While the victim workstation was behind a secure web gateway, the SWG was not enforcing any restrictions – and a malicious payload was downloaded.
This is a huge organization – complicated yes, but not short on resources. I am jealous of their tooling – and the attention they garner from vendors (every deal there is massive) – yet they just couldn’t implement a critical security control to any effect.
I can relate to the challenges – I suspect there was unacceptable friction – maybe too many false positives – perhaps an overwhelming number of support tickets – but to end up with NO policy enforcement as the answer?
So, what went wrong?
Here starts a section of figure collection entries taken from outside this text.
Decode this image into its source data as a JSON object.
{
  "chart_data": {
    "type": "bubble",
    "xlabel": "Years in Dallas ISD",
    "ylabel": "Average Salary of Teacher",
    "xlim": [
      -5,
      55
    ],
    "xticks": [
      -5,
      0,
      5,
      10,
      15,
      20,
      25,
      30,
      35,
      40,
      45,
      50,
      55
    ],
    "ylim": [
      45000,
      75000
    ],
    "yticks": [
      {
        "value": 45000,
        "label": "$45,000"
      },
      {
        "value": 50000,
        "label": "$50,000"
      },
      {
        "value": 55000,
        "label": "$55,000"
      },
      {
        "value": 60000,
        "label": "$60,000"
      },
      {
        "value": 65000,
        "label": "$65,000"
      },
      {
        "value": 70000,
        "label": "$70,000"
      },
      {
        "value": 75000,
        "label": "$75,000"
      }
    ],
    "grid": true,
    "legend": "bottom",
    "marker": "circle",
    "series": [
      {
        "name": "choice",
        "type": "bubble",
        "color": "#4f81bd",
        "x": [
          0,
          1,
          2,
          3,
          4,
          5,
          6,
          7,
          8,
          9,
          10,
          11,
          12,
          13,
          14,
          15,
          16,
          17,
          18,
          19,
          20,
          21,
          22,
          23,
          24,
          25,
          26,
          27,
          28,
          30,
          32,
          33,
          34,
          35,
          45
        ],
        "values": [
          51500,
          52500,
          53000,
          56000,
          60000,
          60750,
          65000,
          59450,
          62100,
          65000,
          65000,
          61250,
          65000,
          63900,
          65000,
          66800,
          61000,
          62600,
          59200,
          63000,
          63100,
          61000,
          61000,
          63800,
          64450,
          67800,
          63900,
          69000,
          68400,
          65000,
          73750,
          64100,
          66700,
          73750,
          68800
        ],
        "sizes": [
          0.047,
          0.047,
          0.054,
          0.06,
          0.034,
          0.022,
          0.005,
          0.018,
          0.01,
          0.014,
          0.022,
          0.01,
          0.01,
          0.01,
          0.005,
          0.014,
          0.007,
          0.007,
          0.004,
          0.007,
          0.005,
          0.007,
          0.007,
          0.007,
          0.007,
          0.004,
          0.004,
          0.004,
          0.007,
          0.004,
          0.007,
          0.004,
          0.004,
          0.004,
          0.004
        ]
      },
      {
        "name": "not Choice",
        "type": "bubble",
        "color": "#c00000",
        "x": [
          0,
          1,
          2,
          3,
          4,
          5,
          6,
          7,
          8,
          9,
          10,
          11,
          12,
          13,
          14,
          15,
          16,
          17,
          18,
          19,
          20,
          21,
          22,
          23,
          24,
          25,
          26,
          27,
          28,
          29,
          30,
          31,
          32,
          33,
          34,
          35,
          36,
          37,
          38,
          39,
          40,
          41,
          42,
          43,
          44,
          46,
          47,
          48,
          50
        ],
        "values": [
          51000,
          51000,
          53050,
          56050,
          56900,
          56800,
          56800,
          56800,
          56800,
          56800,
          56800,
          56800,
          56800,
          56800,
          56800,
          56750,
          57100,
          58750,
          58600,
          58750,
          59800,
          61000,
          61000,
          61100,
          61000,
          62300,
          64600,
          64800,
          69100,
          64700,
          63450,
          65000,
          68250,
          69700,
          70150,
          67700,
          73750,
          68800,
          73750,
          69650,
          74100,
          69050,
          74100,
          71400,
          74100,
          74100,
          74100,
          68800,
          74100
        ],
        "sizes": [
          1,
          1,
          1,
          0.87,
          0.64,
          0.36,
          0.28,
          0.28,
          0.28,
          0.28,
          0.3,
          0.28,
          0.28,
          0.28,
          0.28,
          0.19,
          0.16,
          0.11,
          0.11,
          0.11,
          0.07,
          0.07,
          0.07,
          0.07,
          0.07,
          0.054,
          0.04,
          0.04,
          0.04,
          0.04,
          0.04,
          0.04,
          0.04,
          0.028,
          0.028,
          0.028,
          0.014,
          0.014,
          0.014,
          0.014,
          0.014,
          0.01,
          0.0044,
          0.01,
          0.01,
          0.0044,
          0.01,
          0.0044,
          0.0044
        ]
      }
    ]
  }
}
Poor leadership or risk management of course – but was there a challenge in just building a working framework on their SWG? Were the staff not trained on how to approach policy creation – how to breakdown complex business requirements?
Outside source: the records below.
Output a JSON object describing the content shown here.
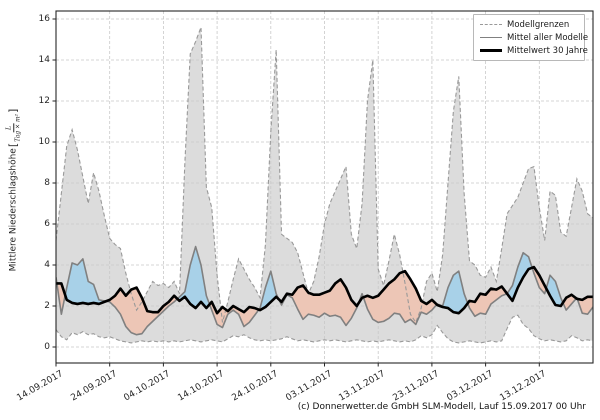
{
  "figure": {
    "caption": "(c) Donnerwetter.de GmbH SLM-Modell, Lauf 15.09.2017 00 Uhr"
  },
  "legend": {
    "items": [
      {
        "label": "Modellgrenzen",
        "style": "dashed-gray"
      },
      {
        "label": "Mittel aller Modelle",
        "style": "solid-gray"
      },
      {
        "label": "Mittelwert 30 Jahre",
        "style": "solid-black-thick"
      }
    ]
  },
  "axes": {
    "y": {
      "label_prefix": "Mittlere Niederschlagshöhe",
      "unit_numerator": "L",
      "unit_denominator": "Tag × m²",
      "bracket_open": "[",
      "bracket_close": "]"
    }
  },
  "chart_data": {
    "type": "line",
    "title": "",
    "xlabel": "",
    "ylabel": "Mittlere Niederschlagshöhe [L/(Tag × m²)]",
    "grid": true,
    "legend_position": "top-right-inside",
    "x_start_date": "14.09.2017",
    "x_end_date": "23.12.2017",
    "x_days": [
      0,
      100
    ],
    "x_tick_days": [
      0,
      10,
      20,
      30,
      40,
      50,
      60,
      70,
      80,
      90
    ],
    "x_tick_labels": [
      "14.09.2017",
      "24.09.2017",
      "04.10.2017",
      "14.10.2017",
      "24.10.2017",
      "03.11.2017",
      "13.11.2017",
      "23.11.2017",
      "03.12.2017",
      "13.12.2017"
    ],
    "ylim": [
      -0.8,
      16.4
    ],
    "yticks": [
      0,
      2,
      4,
      6,
      8,
      10,
      12,
      14,
      16
    ],
    "ytick_labels": [
      "0",
      "2",
      "4",
      "6",
      "8",
      "10",
      "12",
      "14",
      "16"
    ],
    "colors": {
      "envelope_fill": "#dcdcdc",
      "envelope_dash": "#999999",
      "model_mean_line": "#808080",
      "climate_mean_line": "#000000",
      "above_fill_blue": "#a8d1e8",
      "below_fill_pink": "#edc6b6",
      "grid": "#c9c9c9"
    },
    "series": [
      {
        "name": "Modellgrenzen (obere Grenze)",
        "role": "upper_bound",
        "values": [
          5.2,
          7.5,
          9.8,
          10.6,
          9.6,
          8.3,
          7.0,
          8.5,
          7.6,
          6.4,
          5.3,
          5.0,
          4.8,
          3.6,
          2.6,
          1.8,
          2.2,
          2.7,
          3.2,
          3.0,
          3.1,
          2.9,
          3.2,
          2.6,
          9.0,
          14.3,
          14.9,
          15.6,
          7.8,
          6.8,
          3.5,
          1.2,
          2.2,
          3.3,
          4.3,
          3.8,
          3.3,
          2.9,
          2.4,
          5.0,
          10.5,
          14.5,
          5.5,
          5.3,
          5.1,
          4.6,
          3.6,
          2.6,
          3.2,
          4.4,
          6.0,
          7.0,
          7.6,
          8.2,
          8.8,
          5.5,
          4.8,
          7.0,
          12.0,
          14.0,
          3.8,
          3.0,
          4.2,
          5.5,
          4.5,
          3.1,
          1.6,
          1.2,
          1.9,
          3.2,
          3.6,
          2.7,
          4.5,
          8.0,
          11.5,
          13.2,
          7.5,
          4.2,
          4.0,
          3.5,
          3.4,
          3.9,
          3.2,
          4.8,
          6.5,
          6.9,
          7.3,
          8.0,
          8.7,
          8.8,
          6.8,
          5.2,
          7.6,
          7.4,
          5.6,
          5.4,
          6.8,
          8.2,
          7.6,
          6.5,
          6.3
        ]
      },
      {
        "name": "Modellgrenzen (untere Grenze)",
        "role": "lower_bound",
        "values": [
          0.85,
          0.5,
          0.35,
          0.7,
          0.6,
          0.75,
          0.6,
          0.65,
          0.5,
          0.45,
          0.5,
          0.4,
          0.3,
          0.25,
          0.2,
          0.25,
          0.3,
          0.25,
          0.3,
          0.25,
          0.3,
          0.25,
          0.3,
          0.25,
          0.3,
          0.35,
          0.3,
          0.25,
          0.3,
          0.35,
          0.3,
          0.25,
          0.4,
          0.55,
          0.5,
          0.6,
          0.45,
          0.35,
          0.3,
          0.35,
          0.3,
          0.35,
          0.4,
          0.5,
          0.4,
          0.3,
          0.35,
          0.3,
          0.25,
          0.3,
          0.35,
          0.3,
          0.35,
          0.3,
          0.25,
          0.3,
          0.35,
          0.3,
          0.25,
          0.3,
          0.25,
          0.3,
          0.35,
          0.3,
          0.25,
          0.3,
          0.25,
          0.35,
          0.55,
          0.45,
          0.6,
          1.05,
          0.7,
          0.4,
          0.25,
          0.2,
          0.25,
          0.3,
          0.25,
          0.2,
          0.25,
          0.3,
          0.25,
          0.3,
          0.9,
          1.45,
          1.55,
          1.1,
          0.9,
          0.55,
          0.4,
          0.3,
          0.35,
          0.3,
          0.25,
          0.3,
          0.55,
          0.45,
          0.3,
          0.35,
          0.3
        ]
      },
      {
        "name": "Mittel aller Modelle",
        "role": "model_mean",
        "values": [
          3.4,
          1.6,
          2.9,
          4.1,
          4.0,
          4.3,
          3.2,
          3.05,
          2.3,
          2.25,
          2.2,
          1.95,
          1.6,
          1.0,
          0.7,
          0.6,
          0.65,
          1.0,
          1.25,
          1.5,
          1.75,
          2.0,
          2.2,
          2.45,
          2.7,
          4.0,
          4.9,
          4.0,
          2.5,
          1.8,
          1.1,
          0.95,
          1.6,
          1.8,
          1.6,
          1.0,
          1.2,
          1.55,
          1.9,
          2.9,
          3.7,
          2.6,
          2.05,
          2.55,
          2.4,
          1.85,
          1.35,
          1.6,
          1.55,
          1.45,
          1.65,
          1.5,
          1.55,
          1.45,
          1.05,
          1.4,
          1.9,
          2.6,
          1.85,
          1.35,
          1.2,
          1.25,
          1.4,
          1.65,
          1.6,
          1.2,
          1.35,
          1.1,
          1.7,
          1.6,
          1.8,
          2.1,
          2.0,
          2.9,
          3.5,
          3.7,
          2.6,
          1.9,
          1.5,
          1.65,
          1.6,
          2.1,
          2.3,
          2.5,
          2.6,
          3.0,
          3.9,
          4.6,
          4.4,
          3.6,
          2.9,
          2.6,
          3.5,
          3.2,
          2.4,
          1.8,
          2.1,
          2.4,
          1.65,
          1.6,
          1.95
        ]
      },
      {
        "name": "Mittelwert 30 Jahre",
        "role": "climate_mean",
        "values": [
          3.1,
          3.1,
          2.3,
          2.15,
          2.1,
          2.15,
          2.1,
          2.15,
          2.1,
          2.2,
          2.3,
          2.5,
          2.85,
          2.5,
          2.8,
          2.9,
          2.4,
          1.75,
          1.7,
          1.7,
          2.0,
          2.2,
          2.5,
          2.25,
          2.45,
          2.1,
          1.9,
          2.2,
          1.9,
          2.2,
          1.65,
          1.95,
          1.75,
          2.0,
          1.85,
          1.7,
          1.95,
          1.9,
          1.8,
          1.95,
          2.2,
          2.45,
          2.2,
          2.6,
          2.55,
          2.9,
          3.0,
          2.65,
          2.55,
          2.55,
          2.65,
          2.75,
          3.1,
          3.3,
          2.9,
          2.3,
          2.0,
          2.4,
          2.5,
          2.4,
          2.5,
          2.8,
          3.1,
          3.3,
          3.6,
          3.7,
          3.3,
          2.85,
          2.25,
          2.1,
          2.3,
          2.05,
          1.95,
          1.9,
          1.7,
          1.65,
          1.9,
          2.25,
          2.2,
          2.6,
          2.55,
          2.85,
          2.8,
          2.95,
          2.6,
          2.25,
          2.9,
          3.4,
          3.8,
          3.9,
          3.5,
          3.0,
          2.5,
          2.05,
          2.0,
          2.4,
          2.55,
          2.35,
          2.3,
          2.45,
          2.45
        ]
      }
    ]
  }
}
This is why I have pushed my entitlement-based policies mantra – to structure enforcement policy entitlements as microservices to which consumers or communities subscribe.
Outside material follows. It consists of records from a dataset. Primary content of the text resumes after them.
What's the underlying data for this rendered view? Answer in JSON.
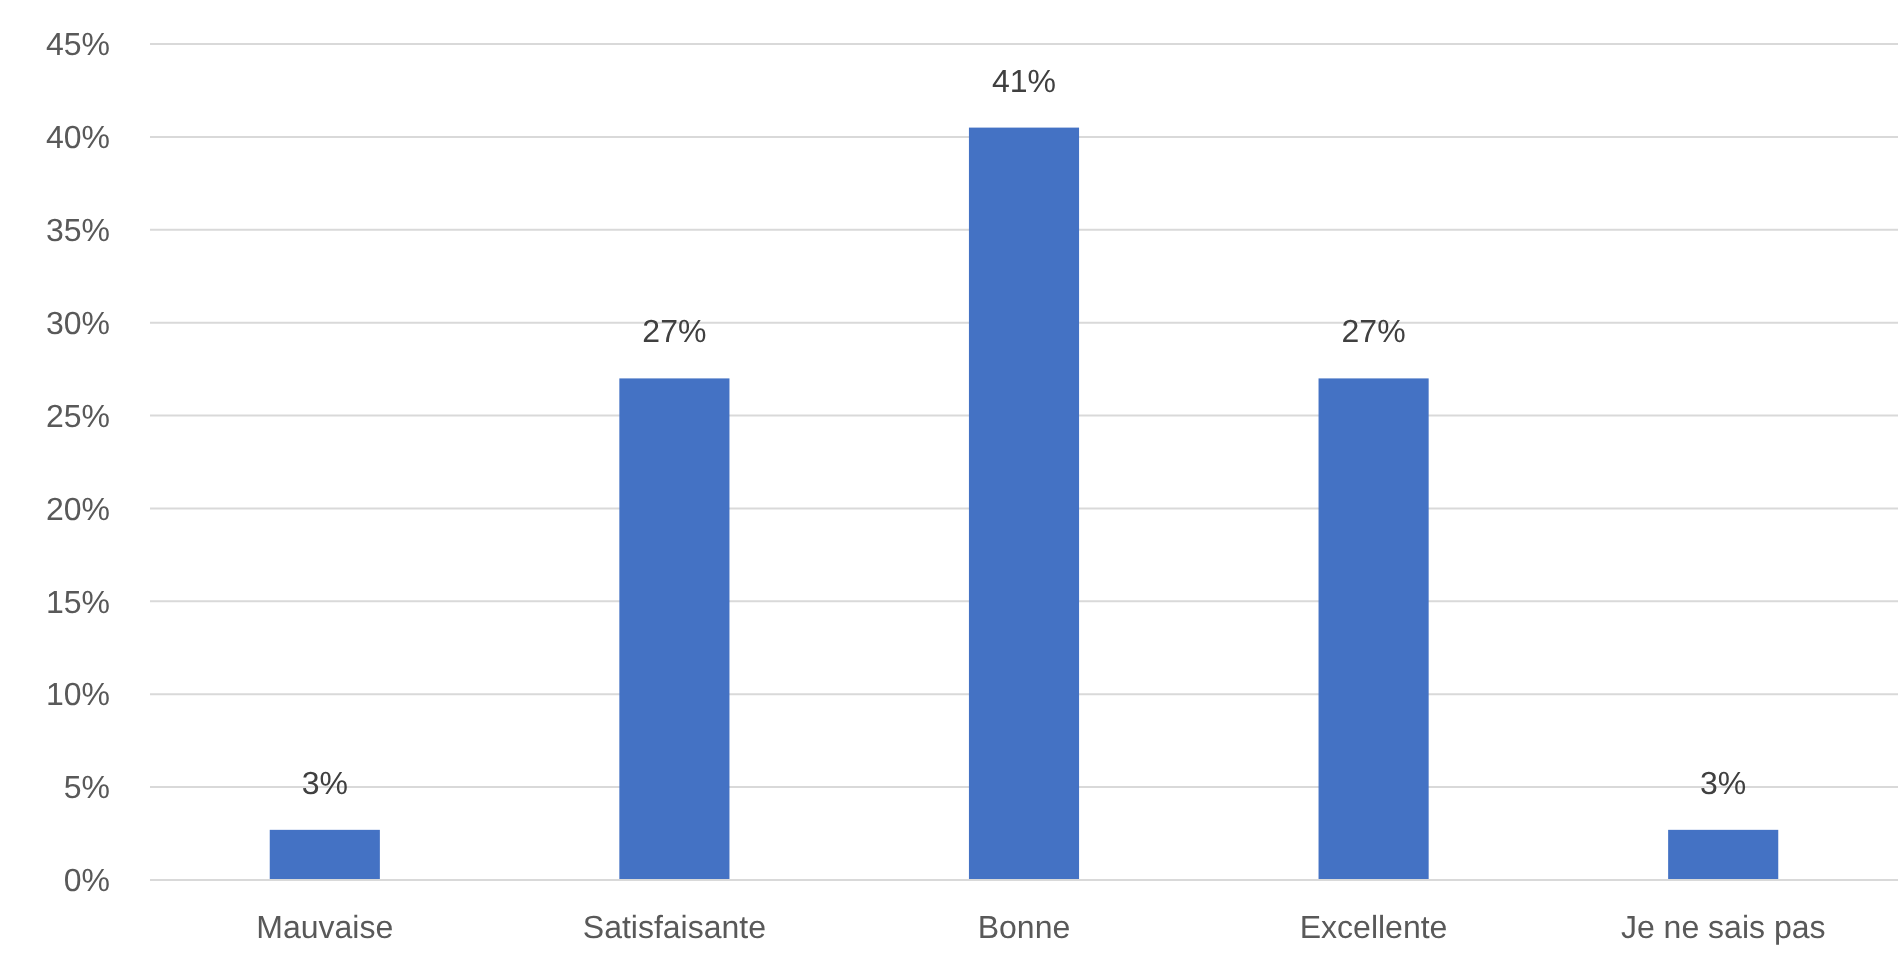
{
  "chart_data": {
    "type": "bar",
    "categories": [
      "Mauvaise",
      "Satisfaisante",
      "Bonne",
      "Excellente",
      "Je ne sais pas"
    ],
    "values": [
      2.7,
      27,
      40.5,
      27,
      2.7
    ],
    "value_labels": [
      "3%",
      "27%",
      "41%",
      "27%",
      "3%"
    ],
    "color": "#4472c4",
    "ylim": [
      0,
      45
    ],
    "yticks": [
      {
        "value": 0,
        "label": "0%"
      },
      {
        "value": 5,
        "label": "5%"
      },
      {
        "value": 10,
        "label": "10%"
      },
      {
        "value": 15,
        "label": "15%"
      },
      {
        "value": 20,
        "label": "20%"
      },
      {
        "value": 25,
        "label": "25%"
      },
      {
        "value": 30,
        "label": "30%"
      },
      {
        "value": 35,
        "label": "35%"
      },
      {
        "value": 40,
        "label": "40%"
      },
      {
        "value": 45,
        "label": "45%"
      }
    ],
    "grid": "y"
  }
}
I developed this mindset to help my teams think about HOW to implement their tools – to provide access where required – while blocking unauthorized activity or malicious content.
I find when we attend technical training – the examples for implementation use what I consider legacy thinking when building enforcement rules.
They often describe a community (a department or business unit) and attempt to build a policy structure around those groups. But communities in organizations are complex and dynamic – and such a structure will become quickly outdated, or require exceptions that make enforcement unpredictable.
How can security teams breakdown real-world requirements, when they hampered by outdated concepts that keep getting reinforced?
Here is my preferred approach:
- Don’t try to capture the totality of what every community needs at the start – it is too daunting and ever changing
- Think first about entitlements (or enforcements) first – what could be allowed and what will always be denied (the approved destinations, processes, applications, etc.)
- Build a policy around those entitlements first – the framework of the structure are the services you allow – defined as narrowly as possible for the tool – like microservices to be called
- Some traditional policy concepts still apply – place more specific entitlements at the top and a default “deny all” at the end
- When the policy is built – now allow various communities to choose to subscribe to the defined entitlements (as the source objects or groups using each micro-service as needed)
- Communities can then be organic – and DO NOT need to be tied to departments, organization units or job titles
- Add and remove people or objects from communities as requirements change – but there should not be much change to the overall policy structure – the entitlement based microservices – if built correctly
Again – while my example I write about here are simplified – they have endured in practice and my teams have fully adopted this mindset.
There is an elegance to our new security policies – and a stark difference between our newer tools and our legacy platforms where the policies can seem inflexible.
But most importantly, whether you adopt this approach or no – we must focus on how to implement our tools. Otherwise – regardless of our technical skill or generous budgets – we are putting our organizations at risk.